I never endured restriction of my protein cubes. If anything, I was occasionally instructed to consume an extra ration. I didn't care for that, but I complied. 82 and I whispered about food – real food. The kind we read about, that you could find outside the Templum — with the people. We said we wanted to try food, but I think we were really more curious about the people.

I learned ballet, gymnastics, fencing, linguistics, and etiquette. Being the smallest of my Cohort, even in my age group, flexibility and athleticism, came easily to me.

So did the pockets. Before we even were introduced to them in our training regimen, I had already mastered the pockets. But I chose not to tell anyone – the only one of the Templum's rules I did not follow. The Bishop had taught me early on the value of silence.

The only way to describe the pockets to someone who can't see them is little rips in the world — voids between energy and cells. Normal human eyes can't even come close to perceiving them but, with the right talent — and discipline, some Wraiths can. With training, we can learn to step into them. Those of us with exceptional talent can move between them, from pocket to pocket. To the untrained, it might look like invisibility, or teleportation. But it's not. It's just physics and biology and discipline. Our instructors said that the best of us would, in time, be able to pocket jump two at a time. By my seventh year I had already managed three in a row.

Mastery of the pockets was something only a few of us would ever achieve. The real secret of the Wraiths, I knew, was that most of us, however skilled, were primarily masters of illusion. With full-body exoderms, we could camouflage ourselves. We used tricks of perspective, psychology, light, anything that could deceive the untrained human eye, to hide in plain sight.  With deft application, our training could, for the briefest of moments, make us seem to move through time and space.
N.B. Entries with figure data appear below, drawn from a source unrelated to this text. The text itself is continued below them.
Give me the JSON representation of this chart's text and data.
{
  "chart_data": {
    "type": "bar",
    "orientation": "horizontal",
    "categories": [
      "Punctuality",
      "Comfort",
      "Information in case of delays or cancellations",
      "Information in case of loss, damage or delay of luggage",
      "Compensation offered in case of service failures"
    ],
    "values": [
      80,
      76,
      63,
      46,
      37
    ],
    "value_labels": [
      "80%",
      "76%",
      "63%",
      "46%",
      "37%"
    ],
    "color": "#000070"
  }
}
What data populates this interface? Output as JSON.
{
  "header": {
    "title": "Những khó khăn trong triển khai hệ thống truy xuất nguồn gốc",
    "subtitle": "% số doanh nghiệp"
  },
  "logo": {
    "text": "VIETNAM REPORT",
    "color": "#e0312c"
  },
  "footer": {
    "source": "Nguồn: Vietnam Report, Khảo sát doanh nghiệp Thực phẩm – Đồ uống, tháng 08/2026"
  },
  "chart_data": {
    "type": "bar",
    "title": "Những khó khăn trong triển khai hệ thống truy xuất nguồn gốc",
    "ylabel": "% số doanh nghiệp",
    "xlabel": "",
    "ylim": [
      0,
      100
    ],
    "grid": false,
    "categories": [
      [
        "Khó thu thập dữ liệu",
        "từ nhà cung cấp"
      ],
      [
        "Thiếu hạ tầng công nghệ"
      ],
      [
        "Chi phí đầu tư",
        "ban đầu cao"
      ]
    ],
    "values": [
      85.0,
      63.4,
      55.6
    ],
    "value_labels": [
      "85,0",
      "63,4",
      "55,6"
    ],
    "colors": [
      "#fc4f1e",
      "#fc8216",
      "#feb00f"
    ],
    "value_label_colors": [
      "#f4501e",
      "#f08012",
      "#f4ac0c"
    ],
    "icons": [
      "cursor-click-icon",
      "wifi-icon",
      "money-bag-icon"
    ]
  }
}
Pockets were different. The skill of a true Wraith, seeing and stepping through the pockets — the fugue — as some of the instructors called it, is a rare talent. I think only a tiny number of us can actually see the energy. Only a handful of us have the right combination of perception and instinct to delicately tug at the fibers of matter and slip through spaces so small that we cannot be detected. The energy slips are not long. Or perhaps they are and I am not brave enough to travel long within them.

But I do travel.

I never told anyone but the Bishop. We were in the garden, on one of my rare forays there. The weather screen high above simulated sun and sky so well that sometimes I could pretend it was real. The plants were real. The iridescent water molecules drifting in the air from the lush ficuses with the tiniest flecks of purple, were real. I breathed them in and pretended they had a different taste from the protein cubes.

Anything different.

I wondered about the texture of taste. I experienced the physical sensation of it during our poisons classes. We ingested simulated sweet, savory, and salty protein cubes. And gradually consumed small doses of poison — nothing quite fatal of course. The quicker you learned the subtleties of the taste, the less sick you would be when you correctly identified the toxin and could stop eating the cube. I completed those lessons after only one trip to the nurses. Most girls took longer, weeks sometimes, and several extra rations of cubes for strength.